La bouse de buffle fumait au soleil et l’Océan
Pacifique vaquait tranquillement à ses affaires.
La journée se serait , sans doute, achevée
sur le délirant coucher de soleil qui empourpre ces fantastiques
contrées si Eole, le Bon Dieu du vent de cette époque
héroïque du multipartisme de la Foi , chassé de sa grotte
humide par sa femme acariâtre, n’avait déboulé
dans la prairie , dévastant tout sur son passage et emportant dans
ses impétueux tourbillons , deux petites poignées de
drosophiles qu’il parachuta , au bout de sa furie , 3.200 km plus loin
, au-dessus de ces îles qui ne s’appelaient pas encore
Hawaï.
D’abord assommés par le voyage , les moucherons
ouest- américains eurent vite fait , le lendemain de leur
débarquement, d’aller en reconnaissance.
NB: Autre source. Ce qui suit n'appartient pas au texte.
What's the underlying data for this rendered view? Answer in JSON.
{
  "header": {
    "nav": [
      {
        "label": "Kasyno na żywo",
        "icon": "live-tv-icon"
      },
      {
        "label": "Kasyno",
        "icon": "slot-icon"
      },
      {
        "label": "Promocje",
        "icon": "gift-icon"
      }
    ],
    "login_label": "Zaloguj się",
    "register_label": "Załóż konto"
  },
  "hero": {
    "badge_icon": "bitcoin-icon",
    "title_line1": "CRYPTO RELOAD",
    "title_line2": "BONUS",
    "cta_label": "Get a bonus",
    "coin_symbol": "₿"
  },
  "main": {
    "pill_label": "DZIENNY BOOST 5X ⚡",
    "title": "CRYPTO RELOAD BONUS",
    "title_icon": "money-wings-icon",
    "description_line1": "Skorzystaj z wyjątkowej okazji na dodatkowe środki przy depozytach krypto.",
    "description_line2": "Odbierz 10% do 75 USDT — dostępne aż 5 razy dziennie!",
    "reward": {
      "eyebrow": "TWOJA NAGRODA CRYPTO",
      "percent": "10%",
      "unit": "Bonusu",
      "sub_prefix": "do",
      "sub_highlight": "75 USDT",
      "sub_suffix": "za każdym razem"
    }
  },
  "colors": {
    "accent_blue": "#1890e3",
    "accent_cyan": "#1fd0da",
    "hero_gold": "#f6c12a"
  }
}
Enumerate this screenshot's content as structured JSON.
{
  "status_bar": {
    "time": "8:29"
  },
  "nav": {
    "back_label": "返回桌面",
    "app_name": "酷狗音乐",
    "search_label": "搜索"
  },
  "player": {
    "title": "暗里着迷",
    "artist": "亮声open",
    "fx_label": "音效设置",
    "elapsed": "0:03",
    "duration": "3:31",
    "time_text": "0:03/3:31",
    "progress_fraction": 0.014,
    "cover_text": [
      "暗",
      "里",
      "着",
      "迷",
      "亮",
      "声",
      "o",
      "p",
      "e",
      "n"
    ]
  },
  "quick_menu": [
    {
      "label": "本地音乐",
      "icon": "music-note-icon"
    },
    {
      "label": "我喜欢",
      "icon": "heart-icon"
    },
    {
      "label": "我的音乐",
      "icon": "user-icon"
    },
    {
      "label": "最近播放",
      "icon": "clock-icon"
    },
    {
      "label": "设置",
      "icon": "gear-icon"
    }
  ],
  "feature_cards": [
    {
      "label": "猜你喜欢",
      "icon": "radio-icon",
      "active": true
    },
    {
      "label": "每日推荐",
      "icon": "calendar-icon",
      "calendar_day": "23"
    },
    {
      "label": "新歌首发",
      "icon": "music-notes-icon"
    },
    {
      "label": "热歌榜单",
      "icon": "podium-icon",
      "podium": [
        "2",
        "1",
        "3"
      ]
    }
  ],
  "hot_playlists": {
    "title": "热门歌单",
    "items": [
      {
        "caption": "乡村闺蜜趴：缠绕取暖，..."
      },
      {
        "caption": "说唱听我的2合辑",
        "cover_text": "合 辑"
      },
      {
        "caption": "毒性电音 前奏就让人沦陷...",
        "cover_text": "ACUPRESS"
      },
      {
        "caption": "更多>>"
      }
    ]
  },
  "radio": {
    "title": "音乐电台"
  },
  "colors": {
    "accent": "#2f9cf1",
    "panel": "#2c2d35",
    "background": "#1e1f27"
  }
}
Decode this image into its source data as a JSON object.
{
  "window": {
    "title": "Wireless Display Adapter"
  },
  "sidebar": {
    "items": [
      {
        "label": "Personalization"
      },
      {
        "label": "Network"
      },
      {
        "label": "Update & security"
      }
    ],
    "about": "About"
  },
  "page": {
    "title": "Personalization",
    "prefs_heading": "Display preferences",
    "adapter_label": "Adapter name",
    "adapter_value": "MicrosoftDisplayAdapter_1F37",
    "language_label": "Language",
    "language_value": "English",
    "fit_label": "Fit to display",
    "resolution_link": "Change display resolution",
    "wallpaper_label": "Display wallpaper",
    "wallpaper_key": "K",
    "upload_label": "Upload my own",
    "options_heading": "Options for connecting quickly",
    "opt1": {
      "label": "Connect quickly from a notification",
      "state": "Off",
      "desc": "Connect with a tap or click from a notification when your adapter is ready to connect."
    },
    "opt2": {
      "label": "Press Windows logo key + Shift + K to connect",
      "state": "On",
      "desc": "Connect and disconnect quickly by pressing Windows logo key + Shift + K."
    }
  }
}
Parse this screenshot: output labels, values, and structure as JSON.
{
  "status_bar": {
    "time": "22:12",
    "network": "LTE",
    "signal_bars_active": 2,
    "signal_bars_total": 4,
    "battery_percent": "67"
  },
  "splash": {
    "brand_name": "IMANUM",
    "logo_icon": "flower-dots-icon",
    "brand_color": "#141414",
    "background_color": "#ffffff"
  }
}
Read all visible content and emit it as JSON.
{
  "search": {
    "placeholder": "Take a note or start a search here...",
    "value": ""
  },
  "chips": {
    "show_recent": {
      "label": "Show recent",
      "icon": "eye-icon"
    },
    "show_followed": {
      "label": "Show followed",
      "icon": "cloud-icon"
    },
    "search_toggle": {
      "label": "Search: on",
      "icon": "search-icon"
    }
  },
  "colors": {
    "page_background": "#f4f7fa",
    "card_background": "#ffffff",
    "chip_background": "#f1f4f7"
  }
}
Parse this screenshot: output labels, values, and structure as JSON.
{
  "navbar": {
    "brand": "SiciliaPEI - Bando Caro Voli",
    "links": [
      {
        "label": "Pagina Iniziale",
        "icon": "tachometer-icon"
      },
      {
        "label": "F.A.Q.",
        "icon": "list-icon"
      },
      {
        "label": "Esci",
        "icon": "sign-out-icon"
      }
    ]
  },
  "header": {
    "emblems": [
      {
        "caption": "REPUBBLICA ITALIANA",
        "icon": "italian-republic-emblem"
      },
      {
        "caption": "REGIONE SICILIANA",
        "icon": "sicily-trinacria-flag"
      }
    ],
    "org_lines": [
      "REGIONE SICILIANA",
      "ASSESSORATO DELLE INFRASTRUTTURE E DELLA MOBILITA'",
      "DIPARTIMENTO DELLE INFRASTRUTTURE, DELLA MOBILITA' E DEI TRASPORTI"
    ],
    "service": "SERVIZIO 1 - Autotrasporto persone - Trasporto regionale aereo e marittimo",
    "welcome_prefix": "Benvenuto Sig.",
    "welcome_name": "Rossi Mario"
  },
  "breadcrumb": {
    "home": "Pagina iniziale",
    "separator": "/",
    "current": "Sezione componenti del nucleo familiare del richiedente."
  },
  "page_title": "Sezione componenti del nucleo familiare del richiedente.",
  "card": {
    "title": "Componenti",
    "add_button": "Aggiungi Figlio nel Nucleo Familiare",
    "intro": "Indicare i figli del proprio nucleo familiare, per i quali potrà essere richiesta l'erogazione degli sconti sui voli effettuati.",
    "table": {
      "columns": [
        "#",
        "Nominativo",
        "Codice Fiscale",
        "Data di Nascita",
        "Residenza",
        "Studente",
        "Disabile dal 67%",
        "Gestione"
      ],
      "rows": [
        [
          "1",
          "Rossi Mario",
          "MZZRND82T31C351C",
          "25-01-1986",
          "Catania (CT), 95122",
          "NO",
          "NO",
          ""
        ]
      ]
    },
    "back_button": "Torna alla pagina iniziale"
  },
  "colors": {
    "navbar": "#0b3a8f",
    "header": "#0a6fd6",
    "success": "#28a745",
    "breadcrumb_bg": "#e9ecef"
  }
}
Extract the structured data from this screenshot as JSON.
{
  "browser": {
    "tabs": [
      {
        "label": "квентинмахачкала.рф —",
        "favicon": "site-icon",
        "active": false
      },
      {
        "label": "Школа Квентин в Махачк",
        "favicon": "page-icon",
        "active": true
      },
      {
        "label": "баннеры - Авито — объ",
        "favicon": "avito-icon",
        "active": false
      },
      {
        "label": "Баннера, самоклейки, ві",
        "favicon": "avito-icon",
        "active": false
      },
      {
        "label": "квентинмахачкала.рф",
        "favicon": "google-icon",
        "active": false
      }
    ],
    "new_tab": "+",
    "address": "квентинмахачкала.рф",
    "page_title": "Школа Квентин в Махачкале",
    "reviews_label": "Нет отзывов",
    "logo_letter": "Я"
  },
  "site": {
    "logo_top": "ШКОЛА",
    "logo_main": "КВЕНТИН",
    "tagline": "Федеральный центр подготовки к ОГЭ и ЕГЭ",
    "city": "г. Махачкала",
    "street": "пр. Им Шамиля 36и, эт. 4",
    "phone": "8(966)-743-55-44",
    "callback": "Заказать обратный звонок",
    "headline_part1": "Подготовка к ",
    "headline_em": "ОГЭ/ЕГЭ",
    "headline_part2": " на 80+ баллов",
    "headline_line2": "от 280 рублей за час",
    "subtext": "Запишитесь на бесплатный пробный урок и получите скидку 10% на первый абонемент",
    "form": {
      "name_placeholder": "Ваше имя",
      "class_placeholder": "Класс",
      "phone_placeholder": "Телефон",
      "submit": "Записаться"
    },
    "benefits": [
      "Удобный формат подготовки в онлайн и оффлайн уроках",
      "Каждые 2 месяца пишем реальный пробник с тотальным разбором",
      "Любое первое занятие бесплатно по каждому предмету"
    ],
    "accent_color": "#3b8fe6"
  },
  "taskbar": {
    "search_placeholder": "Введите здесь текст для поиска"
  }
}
Ils furent tout heureux
de constater que leur nouvelle patrie était plutôt luxuriante
et qu’elle comptait une variété infinie de nectars ainsi
que des réserves inépuisables de fiente suave de mouettes.
Ils burent et mangèrent à satiété.
Il en fut ainsi , jusqu’au jour où ils eurent la nostalgie du
pays.
L’angoisse , une angoisse innommable prit alors
ses quartiers au milieu de la colonie qui doubla , puis tripla , puis décupla
sa consommation quotidienne de fiente , de cadavres de crabes et
de fleurs de pavot.
Au fil des ans , les moucherons s’alourdirent tant
qu’ils finirent , après avoir obtenu l’aval du Bon Dieu ,
par prendre la décision de changer carrément de programme
génétique.
Ainsi naquit la drosophile dite d’Hawaï
, une espèce de gros scarabée volant , un insecte géant
qui fait presque autant de bruit qu’un hélicoptère au décollage.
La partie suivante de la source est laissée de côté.